Same-sex couples are more likely to be more open in their choices in adoption when looking for a child because they could face discrimination, a LGBTI family charity has said.
People working with New Family Social has opened up about the difficulties of going through the process of adopting a child or children in the UK.
Because many LGBTI people in Britain believe that adoption agencies are more likely to favor opposite-sex couples, they will consider children four or older, siblings or kids with more difficult backgrounds – like those who have suffered abuse.
New research indicates three in four LGBTI people actively consider adopting siblings for this reason, while previous research by the National Adoption Service in Wales has found single children under the age of four are the most desirable to adopt.
More than half of the children waiting for adoption are in a sibling group and will wait longer than other children.
But despite LGBTI people being more likely to adopt with a broader range of considerations, they’re still facing discrimination.
‘Our first assessor was told to ask us what we did in bed!!!’ one couple said in a survey, with another asking a different same-sex couple, ‘What would happen in the morning if the kids woke up and then came into the bedroom?’

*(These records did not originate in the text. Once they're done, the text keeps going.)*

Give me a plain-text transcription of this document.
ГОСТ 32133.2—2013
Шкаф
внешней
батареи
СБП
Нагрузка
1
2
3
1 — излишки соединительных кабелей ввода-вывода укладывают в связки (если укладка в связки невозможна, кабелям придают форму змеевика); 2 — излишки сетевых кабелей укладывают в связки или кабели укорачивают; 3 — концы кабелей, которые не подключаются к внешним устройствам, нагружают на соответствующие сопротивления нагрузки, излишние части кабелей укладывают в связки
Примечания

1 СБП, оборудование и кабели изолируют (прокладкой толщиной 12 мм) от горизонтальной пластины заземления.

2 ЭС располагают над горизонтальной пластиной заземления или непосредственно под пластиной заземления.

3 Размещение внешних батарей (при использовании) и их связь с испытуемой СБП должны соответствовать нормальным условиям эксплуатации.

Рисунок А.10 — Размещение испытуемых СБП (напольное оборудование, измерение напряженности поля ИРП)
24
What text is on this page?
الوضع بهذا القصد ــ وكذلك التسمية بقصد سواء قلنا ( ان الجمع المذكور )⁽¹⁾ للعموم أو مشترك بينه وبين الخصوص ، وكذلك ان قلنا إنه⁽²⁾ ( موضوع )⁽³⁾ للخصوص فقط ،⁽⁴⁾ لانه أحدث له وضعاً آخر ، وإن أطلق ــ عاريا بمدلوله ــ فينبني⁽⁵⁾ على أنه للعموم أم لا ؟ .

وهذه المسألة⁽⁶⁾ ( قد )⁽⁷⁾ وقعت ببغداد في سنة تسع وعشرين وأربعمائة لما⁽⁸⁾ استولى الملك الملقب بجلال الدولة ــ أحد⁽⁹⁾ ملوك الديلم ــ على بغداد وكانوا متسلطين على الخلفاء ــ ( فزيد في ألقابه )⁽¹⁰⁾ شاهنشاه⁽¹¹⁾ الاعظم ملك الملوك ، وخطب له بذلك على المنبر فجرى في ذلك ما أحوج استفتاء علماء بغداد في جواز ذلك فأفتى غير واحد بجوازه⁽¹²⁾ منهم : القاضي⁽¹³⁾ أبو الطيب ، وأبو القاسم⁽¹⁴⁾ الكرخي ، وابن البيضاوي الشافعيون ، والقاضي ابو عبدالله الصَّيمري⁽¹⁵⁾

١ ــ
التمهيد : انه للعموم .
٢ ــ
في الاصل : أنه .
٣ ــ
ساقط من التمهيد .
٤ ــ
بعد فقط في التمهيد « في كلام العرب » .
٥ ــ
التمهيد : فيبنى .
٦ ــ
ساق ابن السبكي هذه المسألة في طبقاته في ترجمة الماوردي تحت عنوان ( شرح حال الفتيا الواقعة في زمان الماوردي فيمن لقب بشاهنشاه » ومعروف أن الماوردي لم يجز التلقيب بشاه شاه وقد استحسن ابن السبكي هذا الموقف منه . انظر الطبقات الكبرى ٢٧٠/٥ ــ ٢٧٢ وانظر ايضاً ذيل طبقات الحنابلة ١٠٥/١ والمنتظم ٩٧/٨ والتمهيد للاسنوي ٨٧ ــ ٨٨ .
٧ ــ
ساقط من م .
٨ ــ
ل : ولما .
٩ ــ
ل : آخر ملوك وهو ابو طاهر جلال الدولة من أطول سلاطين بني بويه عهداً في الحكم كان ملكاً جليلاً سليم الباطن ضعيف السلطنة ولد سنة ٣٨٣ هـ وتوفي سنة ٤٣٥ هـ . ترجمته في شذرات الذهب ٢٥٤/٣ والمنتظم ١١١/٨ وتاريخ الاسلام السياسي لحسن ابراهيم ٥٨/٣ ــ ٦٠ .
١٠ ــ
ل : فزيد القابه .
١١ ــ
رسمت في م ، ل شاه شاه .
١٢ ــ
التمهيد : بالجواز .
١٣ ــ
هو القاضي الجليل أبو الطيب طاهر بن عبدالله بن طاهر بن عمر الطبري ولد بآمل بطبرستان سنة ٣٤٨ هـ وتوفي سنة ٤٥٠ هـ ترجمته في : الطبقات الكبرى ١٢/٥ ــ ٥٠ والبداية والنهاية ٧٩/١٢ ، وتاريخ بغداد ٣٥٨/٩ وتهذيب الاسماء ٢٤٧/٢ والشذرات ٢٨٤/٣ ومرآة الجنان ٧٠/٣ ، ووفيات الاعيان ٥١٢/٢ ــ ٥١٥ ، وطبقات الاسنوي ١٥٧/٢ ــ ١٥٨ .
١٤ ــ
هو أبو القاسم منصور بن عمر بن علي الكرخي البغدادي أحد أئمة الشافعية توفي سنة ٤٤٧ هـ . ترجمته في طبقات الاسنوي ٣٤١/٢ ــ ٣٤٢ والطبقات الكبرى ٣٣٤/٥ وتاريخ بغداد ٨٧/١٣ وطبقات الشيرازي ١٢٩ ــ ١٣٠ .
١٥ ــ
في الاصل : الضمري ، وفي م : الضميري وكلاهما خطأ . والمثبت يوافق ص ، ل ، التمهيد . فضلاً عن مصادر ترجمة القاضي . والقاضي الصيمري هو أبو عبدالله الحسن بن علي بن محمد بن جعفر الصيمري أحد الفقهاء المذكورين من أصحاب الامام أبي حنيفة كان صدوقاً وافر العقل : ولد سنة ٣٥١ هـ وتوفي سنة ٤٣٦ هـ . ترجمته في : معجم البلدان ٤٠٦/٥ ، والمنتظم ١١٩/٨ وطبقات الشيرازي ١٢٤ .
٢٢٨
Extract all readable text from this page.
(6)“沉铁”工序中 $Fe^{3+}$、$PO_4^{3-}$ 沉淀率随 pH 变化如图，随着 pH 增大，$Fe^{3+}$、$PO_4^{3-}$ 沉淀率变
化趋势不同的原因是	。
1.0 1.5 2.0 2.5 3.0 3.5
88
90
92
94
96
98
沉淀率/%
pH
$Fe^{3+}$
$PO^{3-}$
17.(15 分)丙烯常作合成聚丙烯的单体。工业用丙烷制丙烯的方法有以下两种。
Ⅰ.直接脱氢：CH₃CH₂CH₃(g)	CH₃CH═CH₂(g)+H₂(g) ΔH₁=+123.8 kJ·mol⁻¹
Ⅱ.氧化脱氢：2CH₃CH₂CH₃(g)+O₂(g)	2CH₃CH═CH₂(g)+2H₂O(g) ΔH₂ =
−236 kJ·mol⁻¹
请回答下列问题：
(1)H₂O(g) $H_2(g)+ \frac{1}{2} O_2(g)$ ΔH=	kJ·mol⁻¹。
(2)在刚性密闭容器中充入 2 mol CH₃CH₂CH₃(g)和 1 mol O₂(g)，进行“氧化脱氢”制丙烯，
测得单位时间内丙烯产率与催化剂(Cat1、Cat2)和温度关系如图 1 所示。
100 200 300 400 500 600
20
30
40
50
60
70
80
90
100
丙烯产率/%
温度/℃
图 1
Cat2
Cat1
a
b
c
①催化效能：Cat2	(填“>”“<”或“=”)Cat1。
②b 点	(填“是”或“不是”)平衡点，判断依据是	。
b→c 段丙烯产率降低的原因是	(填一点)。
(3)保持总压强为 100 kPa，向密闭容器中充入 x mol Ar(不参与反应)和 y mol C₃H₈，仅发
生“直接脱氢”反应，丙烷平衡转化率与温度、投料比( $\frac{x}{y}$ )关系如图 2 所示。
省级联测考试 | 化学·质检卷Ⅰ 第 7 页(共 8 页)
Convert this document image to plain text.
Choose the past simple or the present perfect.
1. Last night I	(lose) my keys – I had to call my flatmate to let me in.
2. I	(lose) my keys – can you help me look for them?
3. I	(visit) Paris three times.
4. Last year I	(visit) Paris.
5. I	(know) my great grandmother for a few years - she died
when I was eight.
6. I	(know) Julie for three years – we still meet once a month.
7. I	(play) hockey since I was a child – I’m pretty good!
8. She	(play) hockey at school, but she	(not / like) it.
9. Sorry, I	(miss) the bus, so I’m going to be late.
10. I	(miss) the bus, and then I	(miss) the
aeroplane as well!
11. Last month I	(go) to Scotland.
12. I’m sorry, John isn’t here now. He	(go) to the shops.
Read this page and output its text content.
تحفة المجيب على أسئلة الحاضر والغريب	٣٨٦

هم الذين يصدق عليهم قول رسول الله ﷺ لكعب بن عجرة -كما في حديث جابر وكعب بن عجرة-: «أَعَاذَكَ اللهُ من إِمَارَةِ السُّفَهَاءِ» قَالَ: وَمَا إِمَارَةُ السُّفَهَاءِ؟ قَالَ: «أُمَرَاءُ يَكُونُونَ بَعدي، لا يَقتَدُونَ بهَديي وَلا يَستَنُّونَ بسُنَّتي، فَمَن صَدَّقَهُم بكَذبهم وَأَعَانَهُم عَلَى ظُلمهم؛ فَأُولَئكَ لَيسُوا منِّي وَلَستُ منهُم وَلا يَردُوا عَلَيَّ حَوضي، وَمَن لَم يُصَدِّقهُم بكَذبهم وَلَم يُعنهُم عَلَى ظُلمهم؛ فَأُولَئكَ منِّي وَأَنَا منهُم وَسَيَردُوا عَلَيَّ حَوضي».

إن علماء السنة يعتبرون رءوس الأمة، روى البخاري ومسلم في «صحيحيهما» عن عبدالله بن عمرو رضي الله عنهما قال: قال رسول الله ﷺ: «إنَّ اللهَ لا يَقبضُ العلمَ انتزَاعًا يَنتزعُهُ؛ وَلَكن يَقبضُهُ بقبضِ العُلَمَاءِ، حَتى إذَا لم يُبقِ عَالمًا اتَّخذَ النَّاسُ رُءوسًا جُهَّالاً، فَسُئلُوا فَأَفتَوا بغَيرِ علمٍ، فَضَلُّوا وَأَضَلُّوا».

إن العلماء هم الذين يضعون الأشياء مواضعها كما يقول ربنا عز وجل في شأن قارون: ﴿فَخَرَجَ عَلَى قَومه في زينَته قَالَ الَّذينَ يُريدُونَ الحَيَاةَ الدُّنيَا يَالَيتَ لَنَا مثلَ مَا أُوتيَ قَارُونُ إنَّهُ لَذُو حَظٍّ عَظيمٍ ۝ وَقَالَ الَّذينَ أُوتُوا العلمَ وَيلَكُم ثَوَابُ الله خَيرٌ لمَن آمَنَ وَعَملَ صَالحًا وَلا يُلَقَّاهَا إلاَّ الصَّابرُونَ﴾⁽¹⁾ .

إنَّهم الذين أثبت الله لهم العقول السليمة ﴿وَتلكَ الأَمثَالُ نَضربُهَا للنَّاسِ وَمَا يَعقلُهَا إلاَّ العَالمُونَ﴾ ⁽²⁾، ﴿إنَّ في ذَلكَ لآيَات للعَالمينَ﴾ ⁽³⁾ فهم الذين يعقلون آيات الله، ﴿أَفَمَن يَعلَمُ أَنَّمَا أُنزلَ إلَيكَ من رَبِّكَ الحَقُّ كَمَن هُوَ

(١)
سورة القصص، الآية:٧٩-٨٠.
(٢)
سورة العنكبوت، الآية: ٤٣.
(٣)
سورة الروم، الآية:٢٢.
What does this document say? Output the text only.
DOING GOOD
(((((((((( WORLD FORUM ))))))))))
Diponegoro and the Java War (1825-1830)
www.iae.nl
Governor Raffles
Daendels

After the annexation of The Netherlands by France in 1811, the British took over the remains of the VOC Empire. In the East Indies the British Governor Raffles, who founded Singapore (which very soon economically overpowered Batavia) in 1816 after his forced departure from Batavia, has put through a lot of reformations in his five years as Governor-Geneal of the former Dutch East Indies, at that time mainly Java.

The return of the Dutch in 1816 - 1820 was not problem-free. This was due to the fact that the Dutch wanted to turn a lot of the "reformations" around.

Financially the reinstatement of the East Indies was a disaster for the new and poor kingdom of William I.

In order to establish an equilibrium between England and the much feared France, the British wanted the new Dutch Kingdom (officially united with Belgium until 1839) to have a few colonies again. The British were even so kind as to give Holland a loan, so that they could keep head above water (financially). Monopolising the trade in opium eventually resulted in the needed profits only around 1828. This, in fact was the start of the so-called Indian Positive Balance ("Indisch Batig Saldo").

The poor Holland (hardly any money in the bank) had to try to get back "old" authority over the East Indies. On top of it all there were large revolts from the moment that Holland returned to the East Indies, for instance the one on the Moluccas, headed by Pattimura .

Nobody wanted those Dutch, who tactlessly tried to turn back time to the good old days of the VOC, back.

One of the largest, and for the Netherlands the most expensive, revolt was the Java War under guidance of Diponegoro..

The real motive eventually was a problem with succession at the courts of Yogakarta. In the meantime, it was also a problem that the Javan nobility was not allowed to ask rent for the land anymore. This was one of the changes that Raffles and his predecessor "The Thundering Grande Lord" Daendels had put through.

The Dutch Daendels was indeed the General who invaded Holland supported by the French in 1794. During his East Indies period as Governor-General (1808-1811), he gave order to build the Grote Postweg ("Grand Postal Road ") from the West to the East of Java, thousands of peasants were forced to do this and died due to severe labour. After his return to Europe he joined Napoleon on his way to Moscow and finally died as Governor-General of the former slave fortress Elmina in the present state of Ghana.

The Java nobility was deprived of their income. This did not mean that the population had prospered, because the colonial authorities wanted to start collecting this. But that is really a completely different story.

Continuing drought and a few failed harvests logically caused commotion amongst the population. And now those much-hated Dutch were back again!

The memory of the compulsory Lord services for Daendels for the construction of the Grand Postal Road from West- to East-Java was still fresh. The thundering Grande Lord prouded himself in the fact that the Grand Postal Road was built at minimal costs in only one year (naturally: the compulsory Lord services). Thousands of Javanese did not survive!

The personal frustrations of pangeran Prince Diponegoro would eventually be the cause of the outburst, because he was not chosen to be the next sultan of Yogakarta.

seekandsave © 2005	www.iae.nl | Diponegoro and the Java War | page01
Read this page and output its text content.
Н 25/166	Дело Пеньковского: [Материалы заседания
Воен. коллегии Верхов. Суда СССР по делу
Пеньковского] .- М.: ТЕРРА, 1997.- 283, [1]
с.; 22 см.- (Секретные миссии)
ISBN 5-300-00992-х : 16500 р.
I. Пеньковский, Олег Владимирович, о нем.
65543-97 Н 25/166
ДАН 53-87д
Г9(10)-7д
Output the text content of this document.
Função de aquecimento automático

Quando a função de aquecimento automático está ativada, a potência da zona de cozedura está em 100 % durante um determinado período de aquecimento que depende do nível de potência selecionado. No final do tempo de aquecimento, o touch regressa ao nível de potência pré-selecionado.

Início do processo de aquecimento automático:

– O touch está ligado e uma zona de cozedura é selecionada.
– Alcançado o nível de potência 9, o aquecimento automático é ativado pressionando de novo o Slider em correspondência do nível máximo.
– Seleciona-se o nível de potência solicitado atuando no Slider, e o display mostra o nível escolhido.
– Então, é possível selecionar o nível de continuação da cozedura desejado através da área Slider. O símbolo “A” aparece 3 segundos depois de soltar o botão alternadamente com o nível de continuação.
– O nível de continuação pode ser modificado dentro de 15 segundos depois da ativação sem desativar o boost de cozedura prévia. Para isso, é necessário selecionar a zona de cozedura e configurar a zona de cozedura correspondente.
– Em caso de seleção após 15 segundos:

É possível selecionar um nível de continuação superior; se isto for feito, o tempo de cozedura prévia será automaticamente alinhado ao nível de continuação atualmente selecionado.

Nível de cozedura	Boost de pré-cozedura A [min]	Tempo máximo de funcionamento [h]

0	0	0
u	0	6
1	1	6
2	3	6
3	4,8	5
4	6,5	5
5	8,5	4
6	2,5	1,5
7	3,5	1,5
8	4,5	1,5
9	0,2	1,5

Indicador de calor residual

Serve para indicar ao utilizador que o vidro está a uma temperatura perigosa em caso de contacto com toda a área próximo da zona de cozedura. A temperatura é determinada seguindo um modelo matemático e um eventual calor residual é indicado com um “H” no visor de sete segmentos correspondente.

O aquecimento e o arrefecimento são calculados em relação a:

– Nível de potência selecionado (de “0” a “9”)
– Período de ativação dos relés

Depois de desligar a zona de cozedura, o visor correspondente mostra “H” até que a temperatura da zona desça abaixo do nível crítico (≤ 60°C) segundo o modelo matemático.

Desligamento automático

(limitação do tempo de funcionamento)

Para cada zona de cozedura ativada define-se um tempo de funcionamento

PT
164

‘I don’t know what they were expecting,’ the couple said, ‘but apart from “wake up!!’ we were unsure as what to say’.
But it got worse.
‘Being asked by the social worker our opinion of sex with children and animals,’ one couple said. ‘Of the seven couples we trained with, it was only the three gay couples that received this line of questioning. Out of order.’
Many same-sex couples were told they were not as desirable options as opposite-sex couples, and had run into other instances of ignorance and homophobia.
Other gay couples were told to provide results of a HIV test, which was not required for straight adopters.
‘They explained it would be difficult to place children with us otherwise,’ one couple added. ‘In the end, the local authority placing the children were shocked that our agency had imposed this requirement and said it was something they would never have considered asking.’
‘These incidents are isolated, and they are illegal under the law,’ James Lawrence, of New Family Social, told Gay Star News, noting many LGBTI people across the country have positive and heartwarming experiences working in the adoption process.
‘But what’s imperative is agencies must stamp out these incidents from occurring. It takes one person for other same-sex couples to be put off from using the agency.’
He added: ‘The rate of adoption among LGBTI people has increased massively in the last few years. It has got to be a good thing. In order for it to remain this way, every agency needs to keep their staff across the board trained and to make certain the level of engagement with LGBTI people remains good.
‘Where bad practice is observed, it needs to be tackled right away. Nothing is going to persuade same-sex parents from not wanting to adopt than their friends saying they had a horrible experience. That shouldn’t be a typical experience as gay parents can be as good parents as anybody else.
‘Same-sex couples need to go to any agency in the country and be treated on their own merits on what kind of parents they’re going to be and not anything else.’